To give you a little background and context, I will set the stage: It is around midnight outside the castle in Denmark. Marcellus and Horatio (a guard and a scholar) have taken Hamlet (the prince) outside to witness something amazing; They claimed to have seen the ghost of Hamlet’s father. The ghost appears and wants Hamlet to follow it. Marcellus and Horatio try to hold Hamlet back, but he overpowers them and follows the ghost. Marcellus then recites the harrowing line; “Something is rotten in the State of Denmark.”

What does this line mean? Well it gives you the impression that something is wrong, there is trouble ahead. It gives you a little glimpse into the direction of the rest of the play. Any time a ghost shows up in a story, it brings with it disturbance of the norm and general unrest. Even before the line was spoken, you can sense the darkness that is already present within the play. Shakespeare is an expert at opening the story and dropping hidden details.

For example: The play opens into darkness and the ghost appears to the guard in the very first scene. That must say something about the rest of the play; a spirit isn’t exactly the best omen. Something important to note is that the minor characters usually have the best and most significant lines. One of these noteworthy lines is spoken by the guard; “it is cold, and I am sick at heart.

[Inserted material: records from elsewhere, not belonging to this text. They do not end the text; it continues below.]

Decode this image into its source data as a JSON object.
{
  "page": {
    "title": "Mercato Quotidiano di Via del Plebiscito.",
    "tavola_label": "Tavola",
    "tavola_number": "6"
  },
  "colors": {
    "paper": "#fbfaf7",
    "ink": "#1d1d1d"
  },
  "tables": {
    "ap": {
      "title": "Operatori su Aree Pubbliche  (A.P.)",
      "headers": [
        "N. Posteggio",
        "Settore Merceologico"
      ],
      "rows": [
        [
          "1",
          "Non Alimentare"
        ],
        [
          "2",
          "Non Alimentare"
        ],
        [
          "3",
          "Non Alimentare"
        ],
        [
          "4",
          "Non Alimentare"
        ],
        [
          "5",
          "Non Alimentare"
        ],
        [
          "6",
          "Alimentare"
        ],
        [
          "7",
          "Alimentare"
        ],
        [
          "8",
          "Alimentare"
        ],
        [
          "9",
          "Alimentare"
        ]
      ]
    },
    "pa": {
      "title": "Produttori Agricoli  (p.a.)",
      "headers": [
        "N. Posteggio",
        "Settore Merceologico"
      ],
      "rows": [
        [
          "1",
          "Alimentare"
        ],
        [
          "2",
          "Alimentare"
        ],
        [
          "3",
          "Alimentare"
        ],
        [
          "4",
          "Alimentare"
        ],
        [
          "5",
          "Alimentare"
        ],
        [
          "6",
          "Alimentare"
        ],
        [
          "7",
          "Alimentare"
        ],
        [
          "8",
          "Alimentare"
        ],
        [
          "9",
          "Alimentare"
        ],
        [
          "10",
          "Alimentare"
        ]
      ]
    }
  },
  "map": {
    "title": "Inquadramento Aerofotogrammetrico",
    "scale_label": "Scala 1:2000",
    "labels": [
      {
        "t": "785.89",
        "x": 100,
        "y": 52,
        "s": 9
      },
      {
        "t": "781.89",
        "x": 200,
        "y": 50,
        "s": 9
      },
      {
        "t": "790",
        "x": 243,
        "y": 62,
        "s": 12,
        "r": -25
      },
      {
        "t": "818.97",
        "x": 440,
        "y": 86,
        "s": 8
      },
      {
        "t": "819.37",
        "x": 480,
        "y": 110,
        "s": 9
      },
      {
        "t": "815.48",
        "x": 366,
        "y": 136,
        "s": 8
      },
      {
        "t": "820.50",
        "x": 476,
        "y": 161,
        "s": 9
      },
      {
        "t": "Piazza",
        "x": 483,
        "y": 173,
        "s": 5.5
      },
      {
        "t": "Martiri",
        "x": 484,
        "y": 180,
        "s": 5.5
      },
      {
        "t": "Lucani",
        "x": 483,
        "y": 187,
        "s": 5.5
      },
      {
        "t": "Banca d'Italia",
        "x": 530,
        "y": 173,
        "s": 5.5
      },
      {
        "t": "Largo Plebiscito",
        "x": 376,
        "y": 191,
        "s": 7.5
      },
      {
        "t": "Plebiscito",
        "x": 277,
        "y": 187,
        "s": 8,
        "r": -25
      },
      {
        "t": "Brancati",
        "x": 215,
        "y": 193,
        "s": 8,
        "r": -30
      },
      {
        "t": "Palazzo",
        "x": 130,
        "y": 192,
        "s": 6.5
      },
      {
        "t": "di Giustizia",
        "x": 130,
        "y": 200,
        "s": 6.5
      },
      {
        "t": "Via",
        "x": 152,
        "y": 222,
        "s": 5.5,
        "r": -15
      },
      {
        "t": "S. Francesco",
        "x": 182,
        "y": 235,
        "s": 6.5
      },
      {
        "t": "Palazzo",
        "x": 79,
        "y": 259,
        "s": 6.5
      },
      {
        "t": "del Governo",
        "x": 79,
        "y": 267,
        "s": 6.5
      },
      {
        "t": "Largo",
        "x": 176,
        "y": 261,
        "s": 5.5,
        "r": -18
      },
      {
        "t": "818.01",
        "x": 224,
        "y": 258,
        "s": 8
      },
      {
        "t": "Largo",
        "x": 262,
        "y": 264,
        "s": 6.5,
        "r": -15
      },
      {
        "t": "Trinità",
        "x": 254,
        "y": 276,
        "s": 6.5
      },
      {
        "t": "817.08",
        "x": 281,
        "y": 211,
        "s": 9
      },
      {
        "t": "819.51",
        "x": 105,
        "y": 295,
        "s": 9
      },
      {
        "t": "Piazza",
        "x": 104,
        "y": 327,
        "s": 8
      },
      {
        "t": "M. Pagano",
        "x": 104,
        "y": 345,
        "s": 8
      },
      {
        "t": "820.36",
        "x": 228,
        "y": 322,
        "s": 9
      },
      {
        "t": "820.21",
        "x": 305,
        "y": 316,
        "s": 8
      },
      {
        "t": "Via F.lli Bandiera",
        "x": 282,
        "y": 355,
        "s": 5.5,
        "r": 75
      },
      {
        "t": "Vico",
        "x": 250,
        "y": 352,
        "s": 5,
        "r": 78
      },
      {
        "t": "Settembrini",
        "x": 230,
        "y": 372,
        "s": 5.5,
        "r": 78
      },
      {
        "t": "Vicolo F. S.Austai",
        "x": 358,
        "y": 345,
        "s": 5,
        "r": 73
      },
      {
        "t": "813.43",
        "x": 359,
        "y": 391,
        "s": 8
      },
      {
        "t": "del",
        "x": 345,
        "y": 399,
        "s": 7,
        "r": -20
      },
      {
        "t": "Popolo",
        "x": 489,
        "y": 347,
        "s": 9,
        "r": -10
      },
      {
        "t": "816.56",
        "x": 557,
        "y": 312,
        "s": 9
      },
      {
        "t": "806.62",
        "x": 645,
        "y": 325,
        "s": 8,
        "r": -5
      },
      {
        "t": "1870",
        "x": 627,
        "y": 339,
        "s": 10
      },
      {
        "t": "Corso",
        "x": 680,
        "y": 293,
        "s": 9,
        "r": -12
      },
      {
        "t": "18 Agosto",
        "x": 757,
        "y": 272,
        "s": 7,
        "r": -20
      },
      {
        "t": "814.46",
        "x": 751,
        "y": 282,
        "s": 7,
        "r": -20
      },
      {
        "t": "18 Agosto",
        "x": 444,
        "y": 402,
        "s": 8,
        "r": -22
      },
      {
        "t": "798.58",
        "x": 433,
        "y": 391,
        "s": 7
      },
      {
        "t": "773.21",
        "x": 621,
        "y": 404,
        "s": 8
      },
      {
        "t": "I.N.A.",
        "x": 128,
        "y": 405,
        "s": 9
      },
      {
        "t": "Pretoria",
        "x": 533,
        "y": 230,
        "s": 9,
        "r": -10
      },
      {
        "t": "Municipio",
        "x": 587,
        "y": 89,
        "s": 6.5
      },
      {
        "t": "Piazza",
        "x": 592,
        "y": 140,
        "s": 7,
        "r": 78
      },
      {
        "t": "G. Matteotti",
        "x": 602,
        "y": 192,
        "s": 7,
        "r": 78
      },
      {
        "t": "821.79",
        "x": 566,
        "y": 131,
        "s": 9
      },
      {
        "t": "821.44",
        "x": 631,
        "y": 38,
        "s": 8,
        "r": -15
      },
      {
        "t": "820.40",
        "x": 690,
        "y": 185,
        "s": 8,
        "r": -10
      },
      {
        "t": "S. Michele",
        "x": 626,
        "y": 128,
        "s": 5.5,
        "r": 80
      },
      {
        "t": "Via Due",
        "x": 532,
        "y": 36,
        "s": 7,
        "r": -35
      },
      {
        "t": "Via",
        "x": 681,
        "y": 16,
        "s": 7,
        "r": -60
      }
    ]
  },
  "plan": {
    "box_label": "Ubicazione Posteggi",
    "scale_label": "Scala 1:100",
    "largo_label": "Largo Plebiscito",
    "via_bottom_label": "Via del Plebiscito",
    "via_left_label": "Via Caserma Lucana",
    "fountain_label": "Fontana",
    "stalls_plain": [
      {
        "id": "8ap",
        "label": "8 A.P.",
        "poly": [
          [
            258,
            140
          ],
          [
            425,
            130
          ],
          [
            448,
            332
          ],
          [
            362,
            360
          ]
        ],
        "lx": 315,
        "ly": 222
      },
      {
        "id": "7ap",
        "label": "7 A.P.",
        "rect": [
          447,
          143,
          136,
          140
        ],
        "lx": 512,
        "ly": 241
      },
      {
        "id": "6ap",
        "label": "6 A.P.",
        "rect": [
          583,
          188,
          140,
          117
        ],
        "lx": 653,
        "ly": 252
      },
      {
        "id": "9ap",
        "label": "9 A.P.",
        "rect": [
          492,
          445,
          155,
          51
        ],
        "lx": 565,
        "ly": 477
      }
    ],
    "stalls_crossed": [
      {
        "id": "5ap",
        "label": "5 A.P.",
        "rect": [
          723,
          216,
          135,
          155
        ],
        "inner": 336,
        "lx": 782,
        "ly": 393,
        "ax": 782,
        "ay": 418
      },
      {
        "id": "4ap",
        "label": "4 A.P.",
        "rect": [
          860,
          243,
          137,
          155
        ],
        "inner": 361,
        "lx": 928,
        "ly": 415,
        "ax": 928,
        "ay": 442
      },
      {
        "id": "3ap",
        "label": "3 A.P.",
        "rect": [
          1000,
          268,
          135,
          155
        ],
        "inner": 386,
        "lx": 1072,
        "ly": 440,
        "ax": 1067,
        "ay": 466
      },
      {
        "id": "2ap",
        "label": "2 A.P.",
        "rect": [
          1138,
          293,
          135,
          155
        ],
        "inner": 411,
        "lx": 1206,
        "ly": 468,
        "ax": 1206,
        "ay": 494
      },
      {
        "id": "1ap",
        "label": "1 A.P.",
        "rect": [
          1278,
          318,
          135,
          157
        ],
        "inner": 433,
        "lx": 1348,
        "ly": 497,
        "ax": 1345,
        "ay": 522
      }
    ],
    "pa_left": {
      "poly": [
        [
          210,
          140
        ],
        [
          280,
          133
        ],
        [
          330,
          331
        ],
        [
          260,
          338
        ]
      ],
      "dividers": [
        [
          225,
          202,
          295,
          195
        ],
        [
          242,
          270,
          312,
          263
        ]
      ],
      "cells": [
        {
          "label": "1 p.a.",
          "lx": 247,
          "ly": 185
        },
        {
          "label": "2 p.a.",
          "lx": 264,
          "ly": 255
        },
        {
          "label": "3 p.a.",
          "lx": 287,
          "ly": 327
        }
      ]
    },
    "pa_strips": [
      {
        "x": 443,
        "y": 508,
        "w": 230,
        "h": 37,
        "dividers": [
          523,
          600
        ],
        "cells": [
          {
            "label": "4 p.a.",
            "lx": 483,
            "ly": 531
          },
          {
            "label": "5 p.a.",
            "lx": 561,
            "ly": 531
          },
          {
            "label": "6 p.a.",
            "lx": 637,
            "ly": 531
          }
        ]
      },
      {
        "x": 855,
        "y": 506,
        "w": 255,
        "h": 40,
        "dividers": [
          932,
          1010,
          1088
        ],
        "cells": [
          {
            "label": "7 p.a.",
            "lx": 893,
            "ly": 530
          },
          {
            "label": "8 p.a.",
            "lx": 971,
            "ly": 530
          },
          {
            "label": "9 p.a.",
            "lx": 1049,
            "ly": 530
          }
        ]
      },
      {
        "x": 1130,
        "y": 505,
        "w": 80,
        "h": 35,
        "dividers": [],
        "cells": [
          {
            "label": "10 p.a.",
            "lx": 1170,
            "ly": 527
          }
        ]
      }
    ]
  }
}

A few more hints into the trouble that lays ahead are found in the Scene II:

When we first see the Prince Hamlet, he is wearing black. He is mourning the death of his father, the King. In his soliloquy, Hamlet cries out: “Oh, that this too, too, sullied flesh would melt, thaw, and resolve itself into a dew, or that the Everlasting had not fixed His canon ‘gainst self-slaughter! O God, God! How weary, stale, flat, and unprofitable seem to me all the uses of this world! So, Hamlet hates life and wishes he could kill himself. Everything around him is meaningless, and life is just bleak and dark.

When that famous line is finally uttered by Marcellus in Act I, Scene IV, we already have a good idea that something is wrong in the Denmark, but this is the first time that the feeling was put into words.

It is no surprise then, that the ghost reveals to Hamlet a terrible secret; The King was murdered by Claudius, Hamlet’s uncle. In order to become King he had poured a poisonous liquid into his brother’s ear while he was sleeping. The question remains at the end of the first Act; what will Hamlet do about this treachery? And, what will we see about the character of Prince Hamlet in the end?

Shakespeare loves to be subtle, and he is good  at giving you tiny glimpses into the hidden meanings of his most famous lines.